My first try was to look for when $\cos{x}$ and $\sin{x}$ attain their min and max respectively, which is easy using the unit circle. So the minimum of $\sin{x}+\cos{x}$ has maximum at $\sqrt{2}$ and minimum at $-\sqrt{2}.$ But if the sine-term is squared, how do I find the minimum of $\sin^2{x}+\cos{x}$?
I then tried the differentiation method:
$$f'(x)=2\sin{x}\cos{x}-\sin{x}=(2\cos{x}-1)\sin{x}=0,$$
which in the interval $(0,2\pi)$, gave me the the roots $\left(\frac{\pi}{2},\frac{3\pi}{2},\frac{\pi}{3},\frac{5\pi}{3}\right)$. So
$$f(\pi/2)=3, \quad f(3\pi/2)=3, \quad f(\pi/3)=\frac{13}{4}, \quad f(5\pi/3)=\frac{13}{4}.$$
So $f_{\text{max}}=\frac{13}{4}$ and $f_{\text{min}}=3.$ But the minimum should be $1$.
Best Answer
Credit to @iamwhoiam for suggesting this solution.
There's nothing wrong with your method - you just missed a root. When you find the roots of the first derivative, either $2 \cos x - 1$ or $\sin x$ should equal $0$, so we have:
First case: $2 \cos x - 1 = 0$, $\cos x = \frac{1}{2}$. Since $\cos(x)$ is an even function, $\cos(x) = \cos(-x)$. Since we know that one solution is $x = \frac{\pi}{3}$, $x$ can also be $\frac{5\pi}{3}$.
Second case: $\sin x = 0, \pi$. Using the properties of $\sin x$ we know these are the only solutions in the range $[0,2\pi)$.

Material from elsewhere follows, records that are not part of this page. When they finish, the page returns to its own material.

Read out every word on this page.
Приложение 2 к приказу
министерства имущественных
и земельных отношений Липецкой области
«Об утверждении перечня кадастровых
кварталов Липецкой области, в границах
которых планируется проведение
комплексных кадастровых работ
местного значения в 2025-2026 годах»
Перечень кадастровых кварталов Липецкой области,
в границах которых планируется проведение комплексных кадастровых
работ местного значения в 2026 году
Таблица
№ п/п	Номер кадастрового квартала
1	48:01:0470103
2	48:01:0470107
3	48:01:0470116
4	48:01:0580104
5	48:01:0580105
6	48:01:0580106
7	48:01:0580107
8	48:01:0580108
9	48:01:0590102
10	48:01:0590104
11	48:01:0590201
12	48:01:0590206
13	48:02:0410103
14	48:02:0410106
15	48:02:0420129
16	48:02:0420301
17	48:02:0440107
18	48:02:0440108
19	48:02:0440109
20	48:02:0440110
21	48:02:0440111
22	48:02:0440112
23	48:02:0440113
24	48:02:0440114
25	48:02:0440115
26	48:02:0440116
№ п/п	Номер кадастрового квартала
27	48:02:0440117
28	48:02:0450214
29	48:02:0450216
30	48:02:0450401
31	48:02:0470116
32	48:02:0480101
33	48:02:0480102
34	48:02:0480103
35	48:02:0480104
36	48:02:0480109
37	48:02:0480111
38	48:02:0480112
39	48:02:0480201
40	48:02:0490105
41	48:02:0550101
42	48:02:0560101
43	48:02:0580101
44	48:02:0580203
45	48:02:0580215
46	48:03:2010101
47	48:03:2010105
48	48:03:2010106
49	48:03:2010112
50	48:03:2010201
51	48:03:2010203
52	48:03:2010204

Therefore the solutions in the range $[0, 2\pi)$ are: $x = 0, \frac{\pi}{3}, \frac{5\pi}{3}, \pi$. Substituting each in the original equation gives $3, \frac{13}{4}$, $\frac{13}{4}$ and $1$ respectively. The minimum of these critical points is $1$, which is the minimum value of the original function.